Juriste respecté, magistrat rigoureux, Kamuleta a marqué son mandat par plusieurs arrêts majeurs. Parmi les plus emblématiques figure celui qui a précipité la chute de l’ancien Premier ministre Augustin Matata Ponyo dans le très controversé dossier du parc agro-industriel de Bukanga-Lonzo. Sous sa présidence, la Cour a démontré une capacité à s’imposer comme arbitre décisif dans les affaires à forts enjeux politico-économiques.
Le renouvellement de la présidence s’inscrit dans le fonctionnement interne de la haute juridiction, où les juges élisent en leur sein le président pour un mandat de trois ans, renouvelable. L’élection se déroulera en toute discrétion, conformément au principe du huis clos prévu par le règlement de la Cour.
Si aucun autre nom n’a officiellement été avancé pour briguer le poste, certains observateurs n’écartent pas l’éventualité d’une surprise de dernière minute.
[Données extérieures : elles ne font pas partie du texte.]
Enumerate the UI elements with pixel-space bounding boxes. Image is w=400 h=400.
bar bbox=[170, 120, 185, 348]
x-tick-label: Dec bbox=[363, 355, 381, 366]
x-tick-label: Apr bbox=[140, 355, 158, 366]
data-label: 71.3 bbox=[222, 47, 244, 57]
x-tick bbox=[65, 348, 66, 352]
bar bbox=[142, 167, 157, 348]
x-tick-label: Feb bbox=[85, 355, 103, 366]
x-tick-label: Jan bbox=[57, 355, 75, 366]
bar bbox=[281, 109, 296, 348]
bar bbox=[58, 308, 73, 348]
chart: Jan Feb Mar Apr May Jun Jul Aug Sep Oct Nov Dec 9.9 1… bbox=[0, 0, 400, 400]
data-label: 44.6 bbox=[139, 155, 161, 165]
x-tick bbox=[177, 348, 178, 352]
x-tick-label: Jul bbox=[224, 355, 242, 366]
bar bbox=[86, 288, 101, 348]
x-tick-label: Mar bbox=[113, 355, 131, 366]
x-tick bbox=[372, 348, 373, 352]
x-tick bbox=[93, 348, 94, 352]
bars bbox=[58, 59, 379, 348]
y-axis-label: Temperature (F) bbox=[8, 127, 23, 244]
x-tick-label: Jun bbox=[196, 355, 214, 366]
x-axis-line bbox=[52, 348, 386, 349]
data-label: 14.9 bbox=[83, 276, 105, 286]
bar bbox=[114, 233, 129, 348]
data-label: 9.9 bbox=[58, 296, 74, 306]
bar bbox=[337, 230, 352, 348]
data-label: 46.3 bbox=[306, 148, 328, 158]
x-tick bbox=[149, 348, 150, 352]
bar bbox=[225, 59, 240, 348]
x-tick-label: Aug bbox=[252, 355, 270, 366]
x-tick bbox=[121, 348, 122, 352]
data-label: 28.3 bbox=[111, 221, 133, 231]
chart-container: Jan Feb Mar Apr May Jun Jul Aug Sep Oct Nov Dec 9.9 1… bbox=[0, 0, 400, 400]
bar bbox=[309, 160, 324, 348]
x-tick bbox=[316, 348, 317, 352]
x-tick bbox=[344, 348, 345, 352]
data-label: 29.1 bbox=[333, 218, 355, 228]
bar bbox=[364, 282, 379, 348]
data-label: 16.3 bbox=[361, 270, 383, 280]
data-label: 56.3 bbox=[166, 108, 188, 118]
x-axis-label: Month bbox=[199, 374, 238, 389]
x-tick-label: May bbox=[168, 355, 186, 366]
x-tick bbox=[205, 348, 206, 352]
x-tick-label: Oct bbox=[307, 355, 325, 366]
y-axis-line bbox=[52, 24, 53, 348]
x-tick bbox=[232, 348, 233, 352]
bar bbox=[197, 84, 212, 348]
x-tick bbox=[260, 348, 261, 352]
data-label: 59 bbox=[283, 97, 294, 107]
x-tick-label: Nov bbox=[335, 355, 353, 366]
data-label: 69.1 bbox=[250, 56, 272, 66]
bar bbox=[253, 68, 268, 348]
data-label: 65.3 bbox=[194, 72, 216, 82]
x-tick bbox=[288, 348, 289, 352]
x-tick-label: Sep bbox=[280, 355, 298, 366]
Mais dans les milieux judiciaires comme politiques, la candidature de Dieudonné Kamuleta semble faire consensus.
La Cour constitutionnelle, en tant que garante de la conformité des lois et régulatrice des contentieux électoraux, reste un pilier stratégique de l’architecture institutionnelle congolaise. Sa présidence, au-delà d’une fonction protocolaire, joue un rôle clé dans l’orientation et le tempo des grandes décisions.